Allí, subiendo por el sendero, estaba Dosflores…, empapado hasta los huesos, pero resplandeciente de felicidad. El Equipaje trotaba tras él (cualquier objeto hecho de madera de peral sabio seguiría a su propietario dondequiera que fuese, y muchas veces se fabricaban con ella maletas para las tumbas de reyes muy ricos que querían estar seguros de comenzar una nueva vida en el otro mundo con una muda limpia).

Rincewind suspiró. Hasta aquel momento, había pensado que las cosas no podían ir peor.

* * *

Empezó a llover, una lluvia particularmente húmeda y fría. Rincewind y Dosflores se sentaron bajo un árbol y la observaron.

—¿Rincewind?

—¿Mm?

—¿Por qué estamos aquí?

—Bueno, algunos dicen que el Creador del universo hizo el Disco y todo lo que hay en él, otros creen que todo es por una historia muy complicada en la que entran los testículos del Dios Cielo y la leche de la Vaca Celestial, aunque hay quien mantiene que sólo somos fruto de una acrecentación al azar de las partículas de probabilidad. Pero si lo que preguntas es por qué estamos aquí en vez de seguir cayendo fuera del Disco, no tengo ni la menor idea. Probablemente se trate de algún espantoso error.

—Ah. ¿Crees que habrá algo para comer en este bosque?

—Sí —respondió el mago con amargura—. Nosotros.

—Si queréis, tengo unas cuantas piñas —dijo el árbol servicialmente.

Siguieron sentados en húmedo silencio durante unos momentos.

—Rincewind, el árbol ha dicho…

—Los árboles no hablan —estalló Rincewind—. Es muy importante que lo recordemos.

—Pero si acabas de oír…

Rincewind suspiró.

—Mira —dijo—, en realidad todo se reduce a un asunto puramente biológico, ¿verdad? Para hablar hace falta el equipamiento adecuado, como pulmones, y labios, y…

—Y cuerdas vocales —aportó el árbol.

—Exacto, eso —asintió Rincewind.

Cerró la boca de golpe y observó la lluvia con tesón.

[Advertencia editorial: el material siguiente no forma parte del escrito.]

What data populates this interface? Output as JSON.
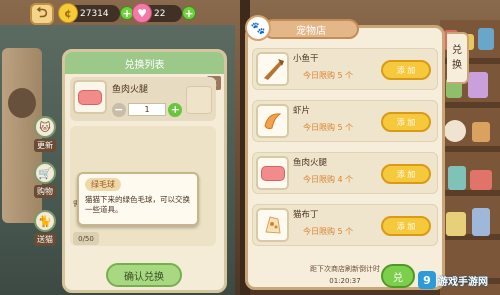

—Creía que los magos lo sabían todo sobre árboles, comida silvestre y cosas así —le reprochó Dosflores.

Muy rara vez su voz había sugerido que no considerase a Rincewind un grandioso hechicero, y el mago se picó.

—Y así es —le espetó.

—Bueno, ¿qué clase de árbol es éste?

—Un haya.

—En realidad… —empezó el árbol.

Pero se detuvo en seco al captar la mirada de Rincewind.

—Esas cosas de ahí arriba parecen piñas —insistió Dosflores.

—Sí, bueno, es de la variedad sésil o heptocárpica —dijo Rincewind—. De hecho, las nueces son muy parecidas a piñas. Engañan a mucha gente.

—Vaya —se admiró Dosflores—. ¿Y qué es aquel arbusto de allí?

—Muérdago.

—¡Pero si tiene espinas y bayas rojas!

— ¿Y bien?

Rincewind le clavó la vista y mantuvo los ojos fijos con testarudez. Dosflores se rindió primero.

—Nada —dijo débilmente—. Debo de estar mal informado.

—Exacto.

—Debajo del arbusto hay unas setas grandes. ¿Se pueden comer?

Rincewind las miró con cautela. Desde luego, eran muy grandes, tenían sombreros rojos moteados de blanco. En realidad, pertenecían a una especie que el shamán del lugar (que en aquellos momentos se encontraba a varios kilómetros de allí, trabando amistad con una roca) sólo comería después de atarse una pierna a una piedra bien grande. Lo único que Rincewind podía hacer era salir a la lluvia y examinarlas.